La satira della letteratura sanguinaria, condotta armonizzando l’elemento macabro e quello grottesco, porta a un disvelamento della verità celata sotto il perbenismo quotidiano. Ma ciò che lascia il povero sceriffo davvero spiazzato e lo costringe a confessarsi di non riconoscere più il mondo in cui vive da sempre non è tanto la scoperta di traffici oscuri o di comportamenti ignobili quanto la percezione della loro assoluta normalità, l’impermeabilità dei colpevoli, ma anche degli osservatori, al pur minimo dubbio etico. Così fan tutti.

Anche la rivelata miseria morale della normalità di questo paese modello è solo uno schermo: a Knipfel non interessa poi tanto denunciare le disonestà. Come molti scrittori della sua generazione è stato fortemente influenzato da Thomas Pynchon, che non a caso ha molto lodato questo romanzo. Proprio l’autore di Gravity’s Raibow ha affermato una volta che la sola differenza tra la letteratura di genere e quella mainstream sta nel diverso peso che rispettivamente assegnano alla morte. Forse Knipfel conosce quella citazione, o forse è arrivato da solo alle stesse conclusioni.
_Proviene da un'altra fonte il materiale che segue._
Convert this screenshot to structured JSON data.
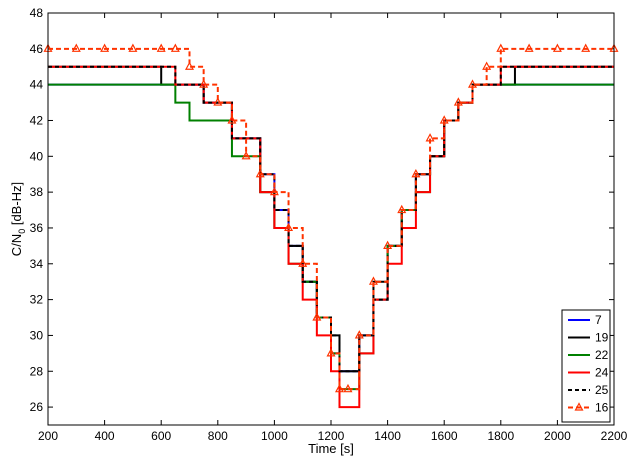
{
  "chart_data": {
    "type": "line",
    "title": "",
    "xlabel": "Time [s]",
    "ylabel_main": "C/N",
    "ylabel_sub": "0",
    "ylabel_unit": " [dB-Hz]",
    "xlim": [
      200,
      2200
    ],
    "ylim": [
      25,
      48
    ],
    "xticks": [
      200,
      400,
      600,
      800,
      1000,
      1200,
      1400,
      1600,
      1800,
      2000,
      2200
    ],
    "yticks": [
      26,
      28,
      30,
      32,
      34,
      36,
      38,
      40,
      42,
      44,
      46,
      48
    ],
    "legend_position": "bottom-right",
    "series": [
      {
        "name": "7",
        "color": "#0000ff",
        "dash": "",
        "marker": "",
        "x": [
          200,
          400,
          550,
          650,
          750,
          850,
          950,
          1000,
          1050,
          1100,
          1150,
          1200,
          1230,
          1260,
          1300,
          1350,
          1400,
          1450,
          1500,
          1550,
          1600,
          1650,
          1700,
          1800,
          1900,
          2000,
          2100,
          2200
        ],
        "y": [
          44,
          44,
          44,
          44,
          43,
          41,
          39,
          37,
          35,
          33,
          31,
          29,
          28,
          28,
          30,
          32,
          35,
          37,
          39,
          40,
          42,
          43,
          44,
          44,
          44,
          44,
          44,
          44
        ]
      },
      {
        "name": "19",
        "color": "#000000",
        "dash": "",
        "marker": "",
        "x": [
          200,
          300,
          450,
          600,
          650,
          750,
          850,
          950,
          1000,
          1050,
          1100,
          1150,
          1200,
          1230,
          1260,
          1300,
          1350,
          1400,
          1450,
          1500,
          1550,
          1600,
          1650,
          1700,
          1800,
          1850,
          2000,
          2100,
          2200
        ],
        "y": [
          45,
          45,
          45,
          44,
          44,
          43,
          41,
          38,
          36,
          35,
          33,
          31,
          30,
          28,
          28,
          30,
          33,
          35,
          37,
          39,
          40,
          42,
          43,
          44,
          44,
          45,
          45,
          45,
          45
        ]
      },
      {
        "name": "22",
        "color": "#008000",
        "dash": "",
        "marker": "",
        "x": [
          200,
          400,
          550,
          650,
          700,
          750,
          850,
          950,
          1000,
          1050,
          1100,
          1150,
          1200,
          1230,
          1260,
          1300,
          1350,
          1400,
          1450,
          1500,
          1550,
          1600,
          1650,
          1700,
          1800,
          1900,
          2000,
          2100,
          2200
        ],
        "y": [
          44,
          44,
          44,
          43,
          42,
          42,
          40,
          38,
          36,
          34,
          33,
          31,
          29,
          27,
          27,
          29,
          32,
          35,
          37,
          38,
          40,
          42,
          43,
          44,
          44,
          44,
          44,
          44,
          44
        ]
      },
      {
        "name": "24",
        "color": "#ff0000",
        "dash": "",
        "marker": "",
        "x": [
          200,
          400,
          550,
          650,
          750,
          850,
          950,
          1000,
          1050,
          1100,
          1150,
          1200,
          1230,
          1260,
          1300,
          1350,
          1400,
          1450,
          1500,
          1550,
          1600,
          1650,
          1700,
          1800,
          1900,
          2000,
          2100,
          2200
        ],
        "y": [
          45,
          45,
          45,
          44,
          43,
          41,
          38,
          36,
          34,
          32,
          30,
          28,
          26,
          26,
          29,
          32,
          34,
          36,
          38,
          40,
          42,
          43,
          44,
          45,
          45,
          45,
          45,
          45
        ]
      },
      {
        "name": "25",
        "color": "#000000",
        "dash": "4,3",
        "marker": "",
        "x": [
          200,
          400,
          550,
          650,
          750,
          850,
          950,
          1000,
          1050,
          1100,
          1150,
          1200,
          1230,
          1260,
          1300,
          1350,
          1400,
          1450,
          1500,
          1550,
          1600,
          1650,
          1700,
          1800,
          1900,
          2000,
          2100,
          2200
        ],
        "y": [
          45,
          45,
          45,
          44,
          43,
          41,
          39,
          37,
          35,
          33,
          31,
          30,
          28,
          28,
          30,
          32,
          35,
          37,
          39,
          40,
          42,
          43,
          44,
          45,
          45,
          45,
          45,
          45
        ]
      },
      {
        "name": "16",
        "color": "#ff3300",
        "dash": "5,3",
        "marker": "triangle",
        "x": [
          200,
          300,
          400,
          500,
          600,
          650,
          700,
          750,
          800,
          850,
          900,
          950,
          1000,
          1050,
          1100,
          1150,
          1200,
          1230,
          1260,
          1300,
          1350,
          1400,
          1450,
          1500,
          1550,
          1600,
          1650,
          1700,
          1750,
          1800,
          1900,
          2000,
          2100,
          2200
        ],
        "y": [
          46,
          46,
          46,
          46,
          46,
          46,
          45,
          44,
          43,
          42,
          40,
          39,
          38,
          36,
          34,
          31,
          29,
          27,
          27,
          30,
          33,
          35,
          37,
          39,
          41,
          42,
          43,
          44,
          45,
          46,
          46,
          46,
          46,
          46
        ]
      }
    ]
  }
}
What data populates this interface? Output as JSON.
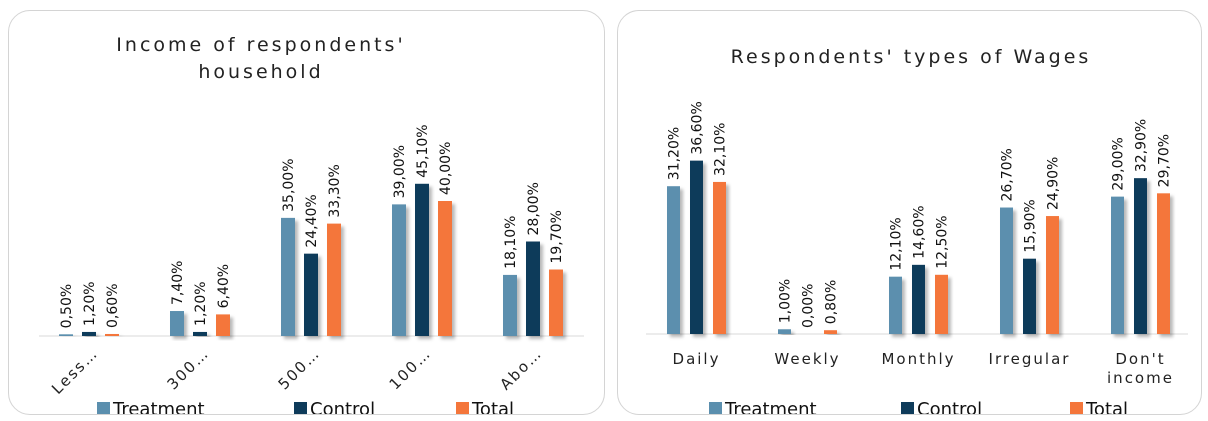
{
  "colors": {
    "Treatment": "#5b8fae",
    "Control": "#0e3b5a",
    "Total": "#f4763b"
  },
  "chart_data": [
    {
      "type": "bar",
      "title": "Income of respondents' household",
      "title_lines": [
        "Income of respondents'",
        "household"
      ],
      "categories": [
        "Less…",
        "300…",
        "500…",
        "100…",
        "Abo…"
      ],
      "series": [
        {
          "name": "Treatment",
          "values": [
            0.5,
            7.4,
            35.0,
            39.0,
            18.1
          ],
          "labels": [
            "0,50%",
            "7,40%",
            "35,00%",
            "39,00%",
            "18,10%"
          ]
        },
        {
          "name": "Control",
          "values": [
            1.2,
            1.2,
            24.4,
            45.1,
            28.0
          ],
          "labels": [
            "1,20%",
            "1,20%",
            "24,40%",
            "45,10%",
            "28,00%"
          ]
        },
        {
          "name": "Total",
          "values": [
            0.6,
            6.4,
            33.3,
            40.0,
            19.7
          ],
          "labels": [
            "0,60%",
            "6,40%",
            "33,30%",
            "40,00%",
            "19,70%"
          ]
        }
      ],
      "ylim": [
        0,
        80
      ],
      "grid": false,
      "legend": "bottom"
    },
    {
      "type": "bar",
      "title": "Respondents' types of Wages",
      "title_lines": [
        "Respondents' types of Wages"
      ],
      "categories": [
        "Daily",
        "Weekly",
        "Monthly",
        "Irregular",
        "Don't income"
      ],
      "category_lines": [
        [
          "Daily"
        ],
        [
          "Weekly"
        ],
        [
          "Monthly"
        ],
        [
          "Irregular"
        ],
        [
          "Don't",
          "income"
        ]
      ],
      "series": [
        {
          "name": "Treatment",
          "values": [
            31.2,
            1.0,
            12.1,
            26.7,
            29.0
          ],
          "labels": [
            "31,20%",
            "1,00%",
            "12,10%",
            "26,70%",
            "29,00%"
          ]
        },
        {
          "name": "Control",
          "values": [
            36.6,
            0.0,
            14.6,
            15.9,
            32.9
          ],
          "labels": [
            "36,60%",
            "0,00%",
            "14,60%",
            "15,90%",
            "32,90%"
          ]
        },
        {
          "name": "Total",
          "values": [
            32.1,
            0.8,
            12.5,
            24.9,
            29.7
          ],
          "labels": [
            "32,10%",
            "0,80%",
            "12,50%",
            "24,90%",
            "29,70%"
          ]
        }
      ],
      "ylim": [
        0,
        57
      ],
      "grid": false,
      "legend": "bottom"
    }
  ]
}
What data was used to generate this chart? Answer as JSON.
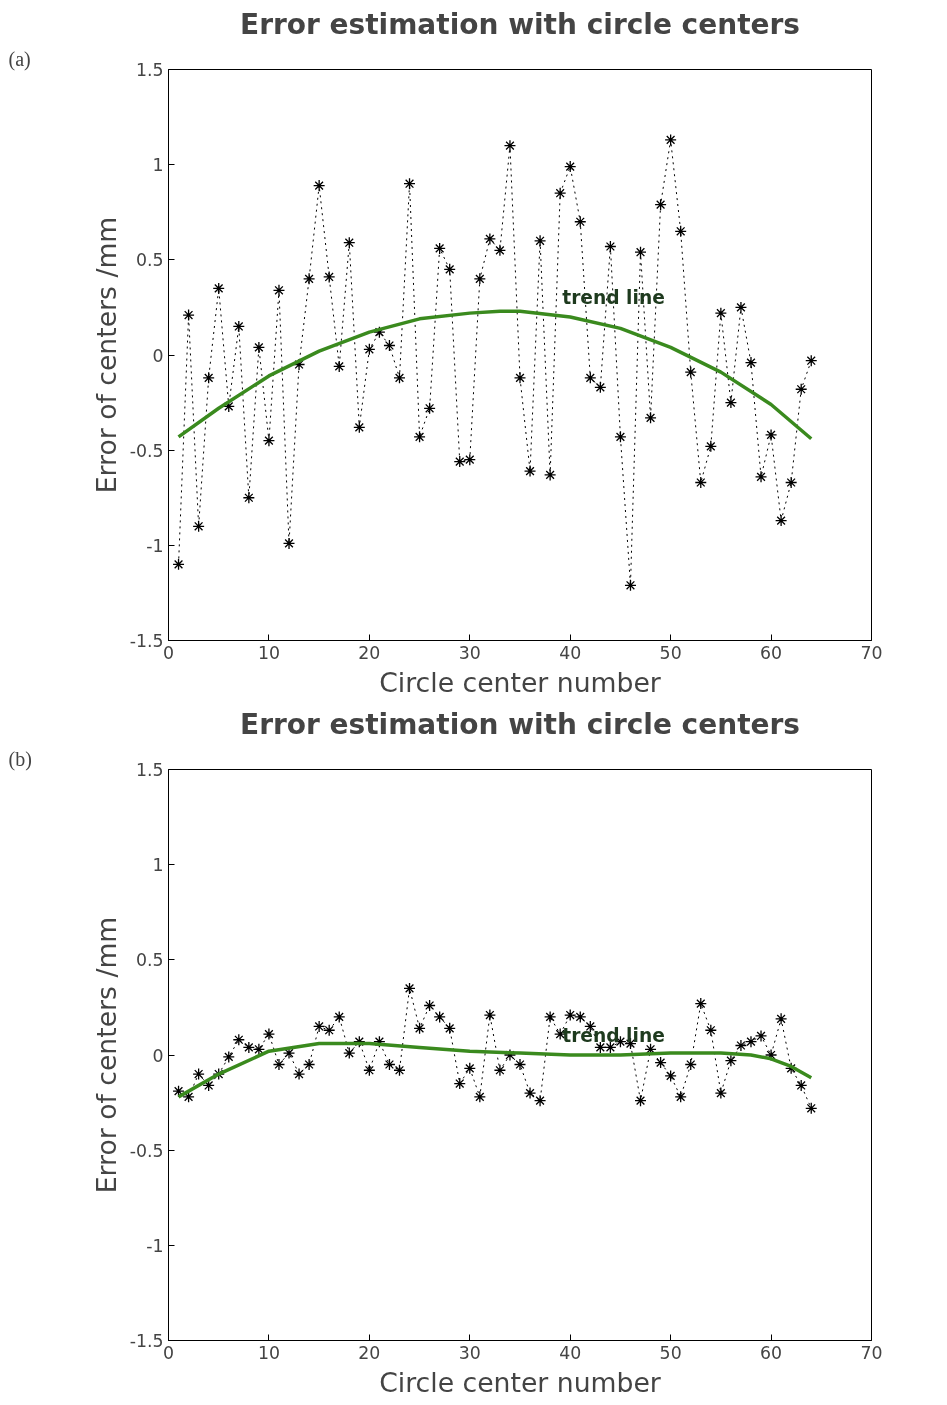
{
  "chart_data": [
    {
      "type": "line",
      "title": "Error estimation with circle centers",
      "xlabel": "Circle center number",
      "ylabel": "Error of centers /mm",
      "xlim": [
        0,
        70
      ],
      "ylim": [
        -1.5,
        1.5
      ],
      "xticks": [
        0,
        10,
        20,
        30,
        40,
        50,
        60,
        70
      ],
      "yticks": [
        -1.5,
        -1,
        -0.5,
        0,
        0.5,
        1,
        1.5
      ],
      "grid": false,
      "annotations": [
        "(a)",
        {
          "text": "trend line",
          "x": 40,
          "y": 0.2
        }
      ],
      "series": [
        {
          "color": "#000000",
          "marker": "cross",
          "line_style": "dotted",
          "x": [
            1,
            2,
            3,
            4,
            5,
            6,
            7,
            8,
            9,
            10,
            11,
            12,
            13,
            14,
            15,
            16,
            17,
            18,
            19,
            20,
            21,
            22,
            23,
            24,
            25,
            26,
            27,
            28,
            29,
            30,
            31,
            32,
            33,
            34,
            35,
            36,
            37,
            38,
            39,
            40,
            41,
            42,
            43,
            44,
            45,
            46,
            47,
            48,
            49,
            50,
            51,
            52,
            53,
            54,
            55,
            56,
            57,
            58,
            59,
            60,
            61,
            62,
            63,
            64
          ],
          "values": [
            -1.1,
            0.21,
            -0.9,
            -0.12,
            0.35,
            -0.27,
            0.15,
            -0.75,
            0.04,
            -0.45,
            0.34,
            -0.99,
            -0.05,
            0.4,
            0.89,
            0.41,
            -0.06,
            0.59,
            -0.38,
            0.03,
            0.12,
            0.05,
            -0.12,
            0.9,
            -0.43,
            -0.28,
            0.56,
            0.45,
            -0.56,
            -0.55,
            0.4,
            0.61,
            0.55,
            1.1,
            -0.12,
            -0.61,
            0.6,
            -0.63,
            0.85,
            0.99,
            0.7,
            -0.12,
            -0.17,
            0.57,
            -0.43,
            -1.21,
            0.54,
            -0.33,
            0.79,
            1.13,
            0.65,
            -0.09,
            -0.67,
            -0.48,
            0.22,
            -0.25,
            0.25,
            -0.04,
            -0.64,
            -0.42,
            -0.87,
            -0.67,
            -0.18,
            -0.03
          ]
        },
        {
          "color": "#3a8a1e",
          "marker": "none",
          "line_style": "solid",
          "x": [
            1,
            5,
            10,
            15,
            20,
            25,
            30,
            33,
            35,
            40,
            45,
            50,
            55,
            60,
            64
          ],
          "values": [
            -0.43,
            -0.28,
            -0.11,
            0.02,
            0.12,
            0.19,
            0.22,
            0.23,
            0.23,
            0.2,
            0.14,
            0.04,
            -0.09,
            -0.26,
            -0.44
          ]
        }
      ]
    },
    {
      "type": "line",
      "title": "Error estimation with circle centers",
      "xlabel": "Circle center number",
      "ylabel": "Error of centers /mm",
      "xlim": [
        0,
        70
      ],
      "ylim": [
        -1.5,
        1.5
      ],
      "xticks": [
        0,
        10,
        20,
        30,
        40,
        50,
        60,
        70
      ],
      "yticks": [
        -1.5,
        -1,
        -0.5,
        0,
        0.5,
        1,
        1.5
      ],
      "grid": false,
      "annotations": [
        "(b)",
        {
          "text": "trend line",
          "x": 40,
          "y": 0.0
        }
      ],
      "series": [
        {
          "color": "#000000",
          "marker": "cross",
          "line_style": "dotted",
          "x": [
            1,
            2,
            3,
            4,
            5,
            6,
            7,
            8,
            9,
            10,
            11,
            12,
            13,
            14,
            15,
            16,
            17,
            18,
            19,
            20,
            21,
            22,
            23,
            24,
            25,
            26,
            27,
            28,
            29,
            30,
            31,
            32,
            33,
            34,
            35,
            36,
            37,
            38,
            39,
            40,
            41,
            42,
            43,
            44,
            45,
            46,
            47,
            48,
            49,
            50,
            51,
            52,
            53,
            54,
            55,
            56,
            57,
            58,
            59,
            60,
            61,
            62,
            63,
            64
          ],
          "values": [
            -0.19,
            -0.22,
            -0.1,
            -0.16,
            -0.1,
            -0.01,
            0.08,
            0.04,
            0.03,
            0.11,
            -0.05,
            0.01,
            -0.1,
            -0.05,
            0.15,
            0.13,
            0.2,
            0.01,
            0.07,
            -0.08,
            0.07,
            -0.05,
            -0.08,
            0.35,
            0.14,
            0.26,
            0.2,
            0.14,
            -0.15,
            -0.07,
            -0.22,
            0.21,
            -0.08,
            0.0,
            -0.05,
            -0.2,
            -0.24,
            0.2,
            0.11,
            0.21,
            0.2,
            0.15,
            0.04,
            0.04,
            0.07,
            0.06,
            -0.24,
            0.03,
            -0.04,
            -0.11,
            -0.22,
            -0.05,
            0.27,
            0.13,
            -0.2,
            -0.03,
            0.05,
            0.07,
            0.1,
            0.0,
            0.19,
            -0.07,
            -0.16,
            -0.28
          ]
        },
        {
          "color": "#3a8a1e",
          "marker": "none",
          "line_style": "solid",
          "x": [
            1,
            5,
            10,
            15,
            20,
            25,
            30,
            35,
            40,
            45,
            50,
            55,
            58,
            60,
            62,
            64
          ],
          "values": [
            -0.22,
            -0.1,
            0.02,
            0.06,
            0.06,
            0.04,
            0.02,
            0.01,
            0.0,
            0.0,
            0.01,
            0.01,
            0.0,
            -0.02,
            -0.06,
            -0.12
          ]
        }
      ]
    }
  ]
}
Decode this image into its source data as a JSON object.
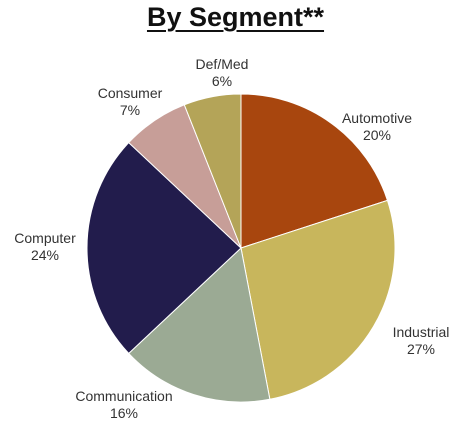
{
  "chart_data": {
    "type": "pie",
    "title": "By Segment**",
    "slices": [
      {
        "label": "Automotive",
        "value": 20,
        "percent_label": "20%",
        "color": "#A8460E"
      },
      {
        "label": "Industrial",
        "value": 27,
        "percent_label": "27%",
        "color": "#C8B65C"
      },
      {
        "label": "Communication",
        "value": 16,
        "percent_label": "16%",
        "color": "#9BAA94"
      },
      {
        "label": "Computer",
        "value": 24,
        "percent_label": "24%",
        "color": "#221C4C"
      },
      {
        "label": "Consumer",
        "value": 7,
        "percent_label": "7%",
        "color": "#C79E98"
      },
      {
        "label": "Def/Med",
        "value": 6,
        "percent_label": "6%",
        "color": "#B4A458"
      }
    ],
    "start": "top",
    "direction": "clockwise"
  }
}
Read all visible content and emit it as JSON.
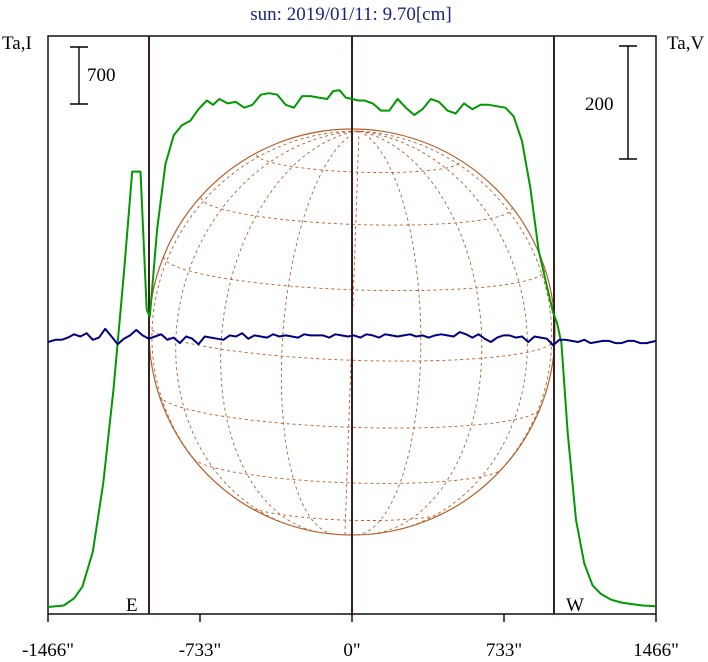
{
  "chart_data": {
    "type": "line",
    "title": "sun: 2019/01/11: 9.70[cm]",
    "left_axis_label": "Ta,I",
    "right_axis_label": "Ta,V",
    "scale_bar_left": "700",
    "scale_bar_right": "200",
    "limb_east_label": "E",
    "limb_west_label": "W",
    "xlim": [
      -1466,
      1466
    ],
    "x_ticks": [
      {
        "value": -1466,
        "label": "-1466\""
      },
      {
        "value": -733,
        "label": "-733\""
      },
      {
        "value": 0,
        "label": "0\""
      },
      {
        "value": 733,
        "label": "733\""
      },
      {
        "value": 1466,
        "label": "1466\""
      }
    ],
    "limb_x": [
      -980,
      980
    ],
    "grid": false,
    "series": [
      {
        "color": "#009900",
        "axis": "left",
        "ylim": [
          0,
          3700
        ],
        "x": [
          -1466,
          -1390,
          -1340,
          -1300,
          -1250,
          -1200,
          -1150,
          -1100,
          -1060,
          -1020,
          -990,
          -975,
          -940,
          -900,
          -860,
          -820,
          -780,
          -740,
          -700,
          -670,
          -640,
          -600,
          -560,
          -520,
          -480,
          -440,
          -400,
          -360,
          -320,
          -280,
          -240,
          -200,
          -160,
          -120,
          -90,
          -60,
          -30,
          0,
          30,
          60,
          100,
          140,
          180,
          220,
          260,
          300,
          340,
          380,
          420,
          460,
          500,
          540,
          580,
          620,
          660,
          700,
          740,
          780,
          820,
          860,
          900,
          940,
          970,
          990,
          1010,
          1040,
          1080,
          1120,
          1160,
          1200,
          1250,
          1300,
          1350,
          1400,
          1466
        ],
        "y": [
          0,
          10,
          60,
          140,
          380,
          850,
          1500,
          2300,
          3000,
          3000,
          2050,
          2000,
          2600,
          3050,
          3250,
          3320,
          3350,
          3430,
          3490,
          3460,
          3500,
          3470,
          3480,
          3440,
          3460,
          3530,
          3540,
          3530,
          3460,
          3440,
          3520,
          3520,
          3510,
          3500,
          3555,
          3560,
          3510,
          3500,
          3490,
          3490,
          3470,
          3420,
          3420,
          3500,
          3440,
          3390,
          3430,
          3500,
          3480,
          3420,
          3400,
          3470,
          3430,
          3460,
          3460,
          3450,
          3440,
          3380,
          3210,
          2890,
          2460,
          2210,
          2030,
          1950,
          1820,
          1200,
          600,
          300,
          150,
          90,
          50,
          30,
          20,
          10,
          5
        ]
      },
      {
        "color": "#000080",
        "axis": "right",
        "ylim": [
          -580,
          580
        ],
        "x": [
          -1466,
          -1430,
          -1400,
          -1370,
          -1340,
          -1310,
          -1280,
          -1250,
          -1220,
          -1190,
          -1160,
          -1130,
          -1100,
          -1070,
          -1040,
          -1010,
          -980,
          -950,
          -920,
          -890,
          -860,
          -830,
          -800,
          -770,
          -740,
          -710,
          -680,
          -650,
          -620,
          -590,
          -560,
          -530,
          -500,
          -470,
          -440,
          -410,
          -380,
          -350,
          -320,
          -290,
          -260,
          -230,
          -200,
          -170,
          -140,
          -110,
          -80,
          -50,
          -20,
          10,
          40,
          70,
          100,
          130,
          160,
          190,
          220,
          250,
          280,
          310,
          340,
          370,
          400,
          430,
          460,
          490,
          520,
          550,
          580,
          610,
          640,
          670,
          700,
          730,
          760,
          790,
          820,
          850,
          880,
          910,
          940,
          970,
          1000,
          1030,
          1060,
          1090,
          1120,
          1150,
          1180,
          1210,
          1240,
          1270,
          1300,
          1330,
          1360,
          1390,
          1420,
          1466
        ],
        "y": [
          0,
          4,
          4,
          8,
          14,
          10,
          16,
          4,
          8,
          24,
          10,
          -4,
          6,
          12,
          22,
          12,
          6,
          10,
          14,
          4,
          8,
          -2,
          10,
          6,
          -4,
          10,
          8,
          6,
          4,
          12,
          10,
          16,
          6,
          12,
          10,
          8,
          14,
          10,
          12,
          10,
          8,
          14,
          12,
          12,
          12,
          8,
          14,
          12,
          10,
          12,
          8,
          14,
          12,
          8,
          14,
          12,
          10,
          12,
          14,
          10,
          12,
          8,
          12,
          14,
          12,
          10,
          18,
          14,
          8,
          14,
          6,
          0,
          8,
          12,
          12,
          8,
          10,
          0,
          10,
          8,
          6,
          -6,
          4,
          4,
          2,
          0,
          4,
          -2,
          0,
          2,
          2,
          -2,
          -2,
          2,
          2,
          -2,
          -2,
          2
        ]
      }
    ]
  }
}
Di fatto, con Esequie rovescia le proporzioni abituali: traversa tutti i generi fondati sulla morte e sul delitto senza prenderne sul serio le convenzioni; in compenso restituisce alla morte tutta l’importanza e tutta la cruda verità che mistery, noir, horror e gotico sono quasi per definizione costretti a occultare.

Non si tratta, per Knipfel, di indugiare sulla descrizione splatter della morte violenta e neppure di scandagliare il dolore che la perdita provoca in chi resta o le sue conseguenze.

Lo scrittore del Wisconsin vuole invece misurarsi, tramite una grande ironia e una assoluta serietà, con la nuda consistenza della morte fisica e con i quesiti, le paure, le speranze che questa pone a proposito di ciò che resta, che si tratti di «pezzi» da immettere sul mercato o di un’anima immortale, del sogno della resurrezione come rinascita di un corpo migliore per chi soffre dei limiti di quello che gli è toccato in sorte o del ricordo lasciato in eredità ai sopravvissuti e sul quale i moderni Frankenstein di turno mirano a speculare.

In questo romanzo, costruito con tanta intelligenza da rischiare di apparire a tratti freddo, i due piani sono correlati e si riflettono l’uno nell’altro. Il cinismo della cittadina europea piazzata nel cuore degli states, attraverso la quale l’autore legge non l’America ma la modernità intera, e un rapporto con la morte ridotta a esclusiva corporeità rimandano in continuazione l’uno all’altro. Se la morte è solo caducità dei corpi e la resurrezione il miraggio di un corpo diverso, come ci si può stupire se i residui di quei corpi finiscono sul mercato nell’indifferenza generale?